Creating Writing Assignments: Getting a Sense of Scale
Instructors sometimes assign papers that are beyond the range of what most students can realistically complete. But they will try. A vague, poorly conceived, or disproportionately laborious assignment can turn students away from the learning process and lower their motivation quickly. On the other hand, a well-crafted and well-proportioned assignment with clearly articulated objectives can be highly motivating.
If you want to know how well students understood the explanation of Ohm’s law in lecture, you can assign a minute-paper at the end of the class in which students briefly jot down and explain the main points. If you want them to explore on their own the importance and applications of Ohm’s law, a five-page research paper might be more appropriate and could take them weeks to prepare. If all the material for such a paper has been presented in course materials already, the same objective could be reached with a two-page brief due at the next section meeting.
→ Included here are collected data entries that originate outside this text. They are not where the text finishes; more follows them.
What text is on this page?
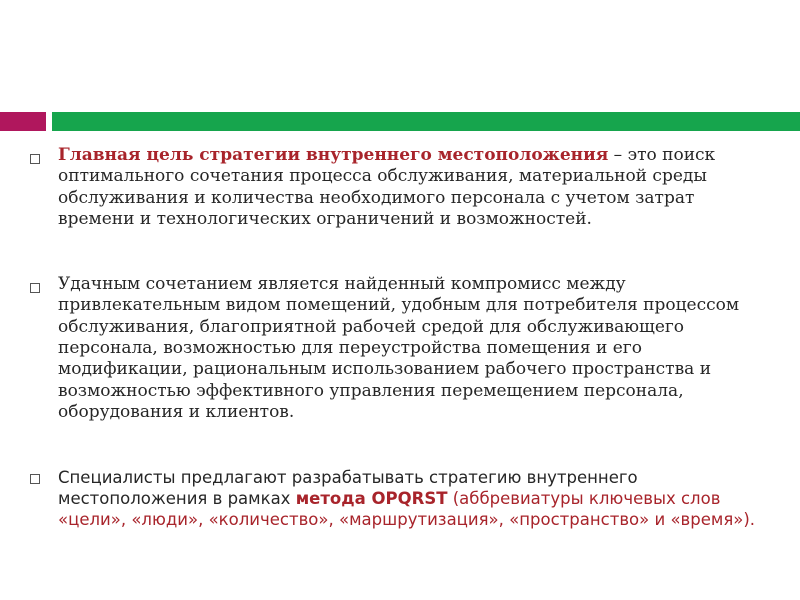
Главная цель стратегии внутреннего местоположения – это поиск оптимального сочетания процесса обслуживания, материальной среды обслуживания и количества необходимого персонала с учетом затрат времени и технологических ограничений и возможностей.
Удачным сочетанием является найденный компромисс между привлекательным видом помещений, удобным для потребителя процессом обслуживания, благоприятной рабочей средой для обслуживающего персонала, возможностью для переустройства помещения и его модификации, рациональным использованием рабочего пространства и возможностью эффективного управления перемещением персонала, оборудования и клиентов.
Специалисты предлагают разрабатывать стратегию внутреннего местоположения в рамках метода OPQRST (аббревиатуры ключевых слов «цели», «люди», «количество», «маршрутизация», «пространство» и «время»).
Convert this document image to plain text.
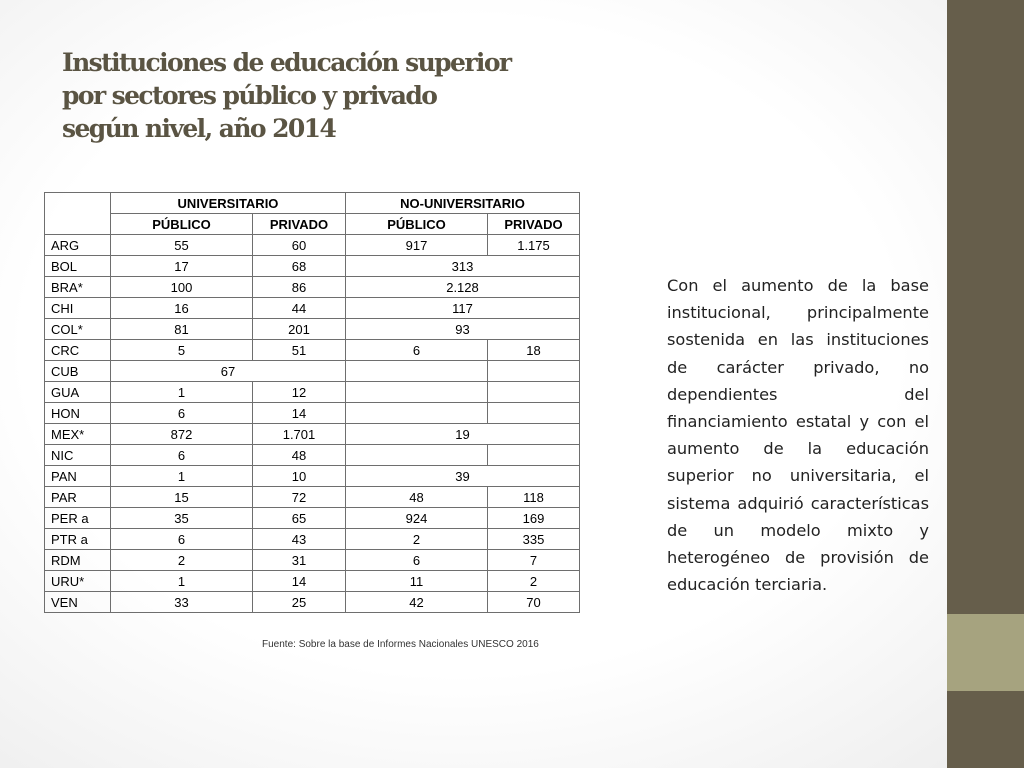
Instituciones de educación superior
por sectores público y privado
según nivel, año 2014
	UNIVERSITARIO		NO-UNIVERSITARIO	
	PÚBLICO	PRIVADO	PÚBLICO	PRIVADO
ARG	55	60	917	1.175
BOL	17	68	313	
BRA*	100	86	2.128	
CHI	16	44	117	
COL*	81	201	93	
CRC	5	51	6	18
CUB	67			
GUA	1	12		
HON	6	14		
MEX*	872	1.701	19	
NIC	6	48		
PAN	1	10	39	
PAR	15	72	48	118
PER a	35	65	924	169
PTR a	6	43	2	335
RDM	2	31	6	7
URU*	1	14	11	2
VEN	33	25	42	70
Fuente: Sobre la base de Informes Nacionales UNESCO 2016

Con el aumento de la base institucional, principalmente sostenida en las instituciones de carácter privado, no dependientes del financiamiento estatal y con el aumento de la educación superior no universitaria, el sistema adquirió características de un modelo mixto y heterogéneo de provisión de educación terciaria.
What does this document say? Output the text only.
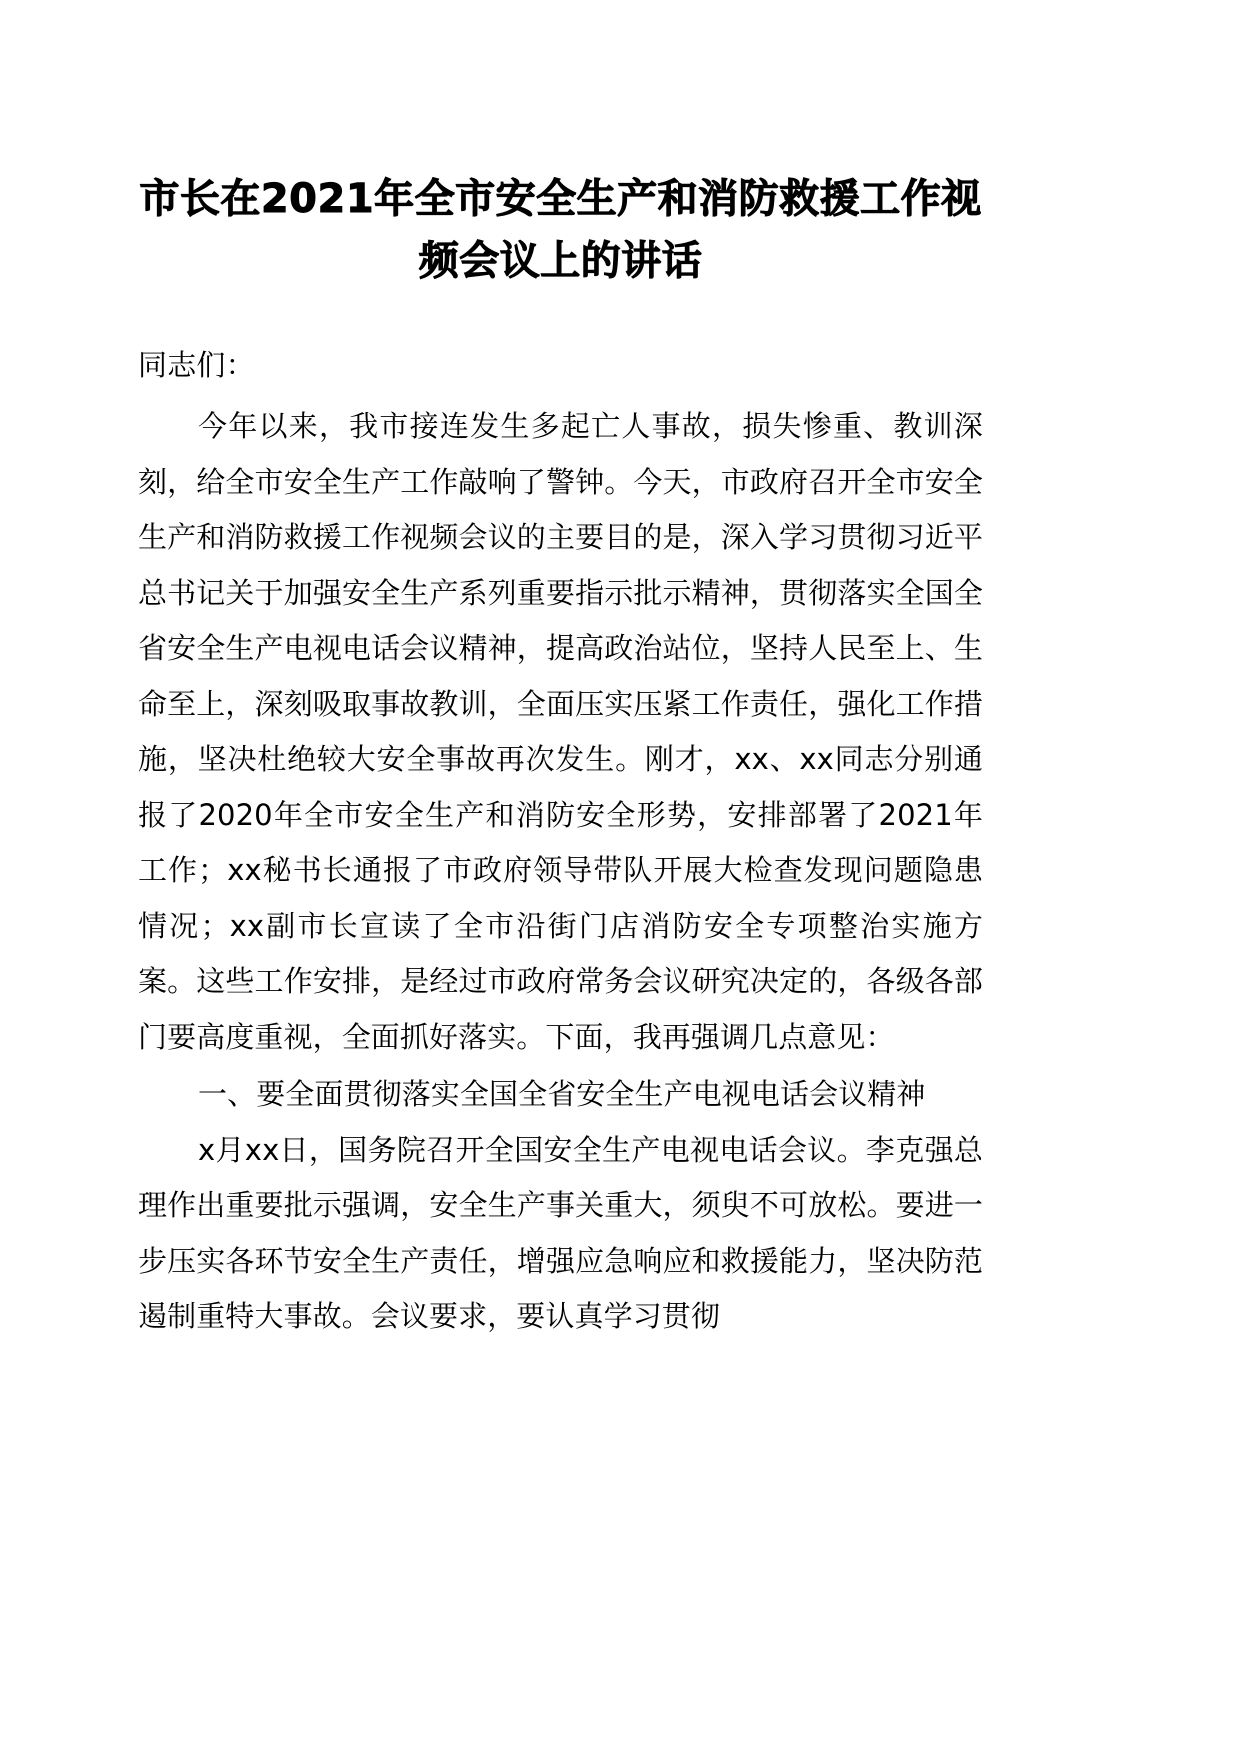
市长在2021年全市安全生产和消防救援工作视频会议上的讲话

同志们：

今年以来，我市接连发生多起亡人事故，损失惨重、教训深刻，给全市安全生产工作敲响了警钟。今天，市政府召开全市安全生产和消防救援工作视频会议的主要目的是，深入学习贯彻习近平总书记关于加强安全生产系列重要指示批示精神，贯彻落实全国全省安全生产电视电话会议精神，提高政治站位，坚持人民至上、生命至上，深刻吸取事故教训，全面压实压紧工作责任，强化工作措施，坚决杜绝较大安全事故再次发生。刚才，xx、xx同志分别通报了2020年全市安全生产和消防安全形势，安排部署了2021年工作；xx秘书长通报了市政府领导带队开展大检查发现问题隐患情况；xx副市长宣读了全市沿街门店消防安全专项整治实施方案。这些工作安排，是经过市政府常务会议研究决定的，各级各部门要高度重视，全面抓好落实。下面，我再强调几点意见：

一、要全面贯彻落实全国全省安全生产电视电话会议精神

x月xx日，国务院召开全国安全生产电视电话会议。李克强总理作出重要批示强调，安全生产事关重大，须臾不可放松。要进一步压实各环节安全生产责任，增强应急响应和救援能力，坚决防范遏制重特大事故。会议要求，要认真学习贯彻
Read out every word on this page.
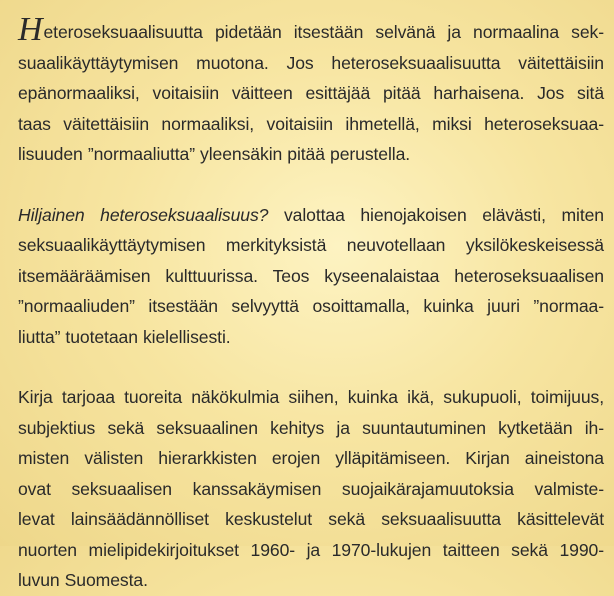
Heteroseksuaalisuutta pidetään itsestään selvänä ja normaalina sek-
suaalikäyttäytymisen muotona. Jos heteroseksuaalisuutta väitettäisiin
epänormaaliksi, voitaisiin väitteen esittäjää pitää harhaisena. Jos sitä
taas väitettäisiin normaaliksi, voitaisiin ihmetellä, miksi heteroseksuaa-
lisuuden ”normaaliutta” yleensäkin pitää perustella.

Hiljainen heteroseksuaalisuus? valottaa hienojakoisen elävästi, miten
seksuaalikäyttäytymisen merkityksistä neuvotellaan yksilökeskeisessä
itsemääräämisen kulttuurissa. Teos kyseenalaistaa heteroseksuaalisen
”normaaliuden” itsestään selvyyttä osoittamalla, kuinka juuri ”normaa-
liutta” tuotetaan kielellisesti.

Kirja tarjoaa tuoreita näkökulmia siihen, kuinka ikä, sukupuoli, toimijuus,
subjektius sekä seksuaalinen kehitys ja suuntautuminen kytketään ih-
misten välisten hierarkkisten erojen ylläpitämiseen. Kirjan aineistona
ovat seksuaalisen kanssakäymisen suojaikärajamuutoksia valmiste-
levat lainsäädännölliset keskustelut sekä seksuaalisuutta käsittelevät
nuorten mielipidekirjoitukset 1960- ja 1970-lukujen taitteen sekä 1990-
luvun Suomesta.
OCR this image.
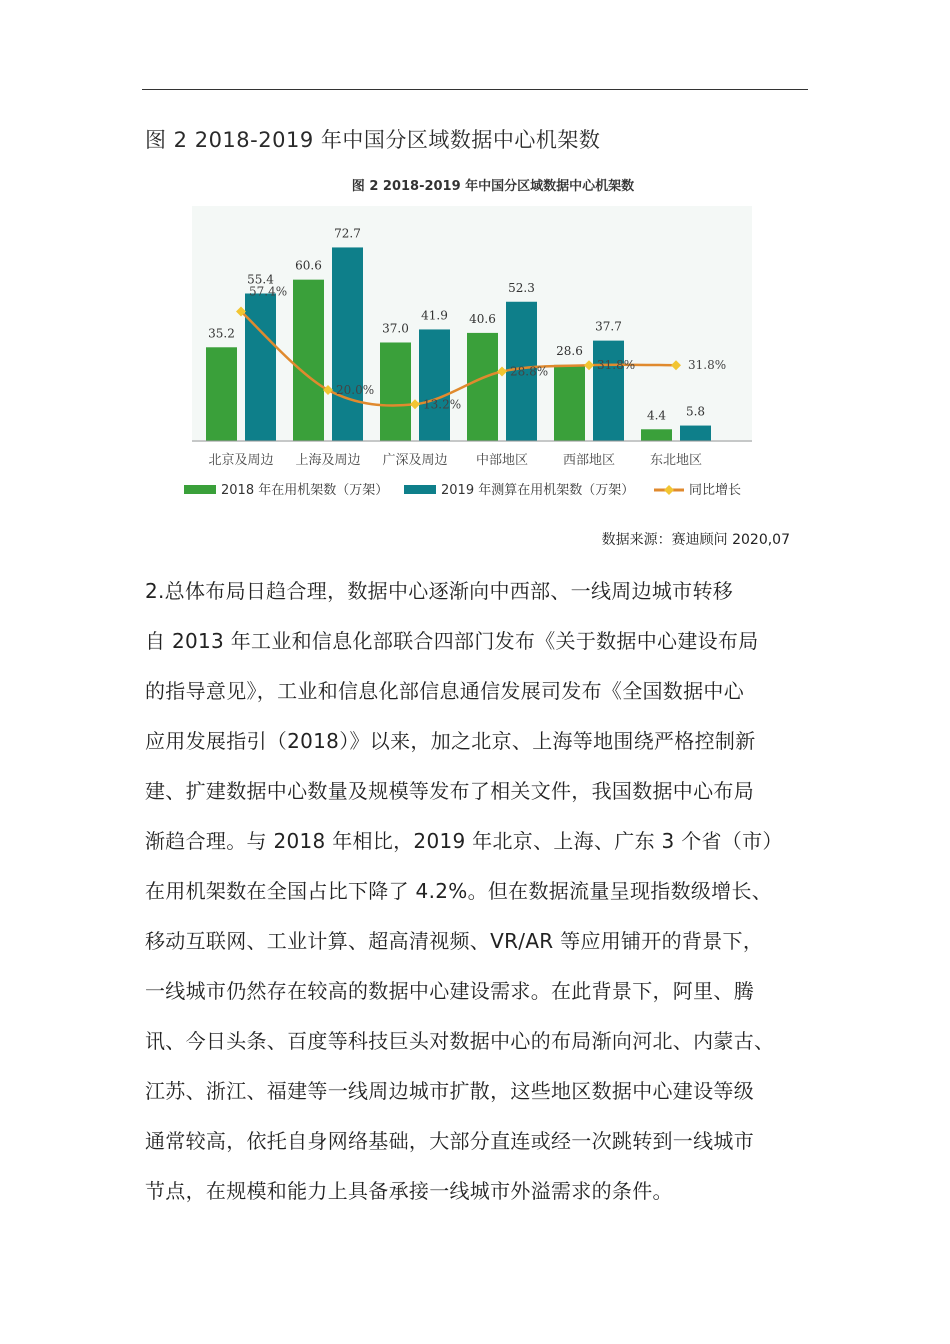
图 2 2018-2019 年中国分区域数据中心机架数
图 2 2018-2019 年中国分区域数据中心机架数
35.2
55.4
北京及周边
60.6
72.7
上海及周边
37.0
41.9
广深及周边
40.6
52.3
中部地区
28.6
37.7
西部地区
4.4 5.8
东北地区
57.4%
20.0%
13.2%
28.8%	31.8%	31.8%
2018 年在用机架数（万架）	2019 年测算在用机架数（万架）	同比增长
数据来源：赛迪顾问 2020,07

2.总体布局日趋合理，数据中心逐渐向中西部、一线周边城市转移

自 2013 年工业和信息化部联合四部门发布《关于数据中心建设布局

的指导意见》，工业和信息化部信息通信发展司发布《全国数据中心

应用发展指引（2018）》以来，加之北京、上海等地围绕严格控制新

建、扩建数据中心数量及规模等发布了相关文件，我国数据中心布局

渐趋合理。与 2018 年相比，2019 年北京、上海、广东 3 个省（市）

在用机架数在全国占比下降了 4.2%。但在数据流量呈现指数级增长、

移动互联网、工业计算、超高清视频、VR/AR 等应用铺开的背景下，

一线城市仍然存在较高的数据中心建设需求。在此背景下，阿里、腾

讯、今日头条、百度等科技巨头对数据中心的布局渐向河北、内蒙古、

江苏、浙江、福建等一线周边城市扩散，这些地区数据中心建设等级

通常较高，依托自身网络基础，大部分直连或经一次跳转到一线城市

节点，在规模和能力上具备承接一线城市外溢需求的条件。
Consider a list of prompts for a writing assignment. How would you order them on a scale of least sophisticated to most sophisticated? Least time-consuming to grade to most?
- Distinguish Marx’s main ideas about ideology from Althusser’s.
- Explain the difference between interspecific and intraspecific competition.
- Explain the difference between interspecific and intraspecific competition, and determine which form of competition predominates in the example provided.
- Write a position paper on one major environmental justice issue in the Bay Area.
- Define “simile.”
- Define “simile,” identify one in the poem, and explain what it contributes to the poem.
- Restate Ohm’s law in your own words.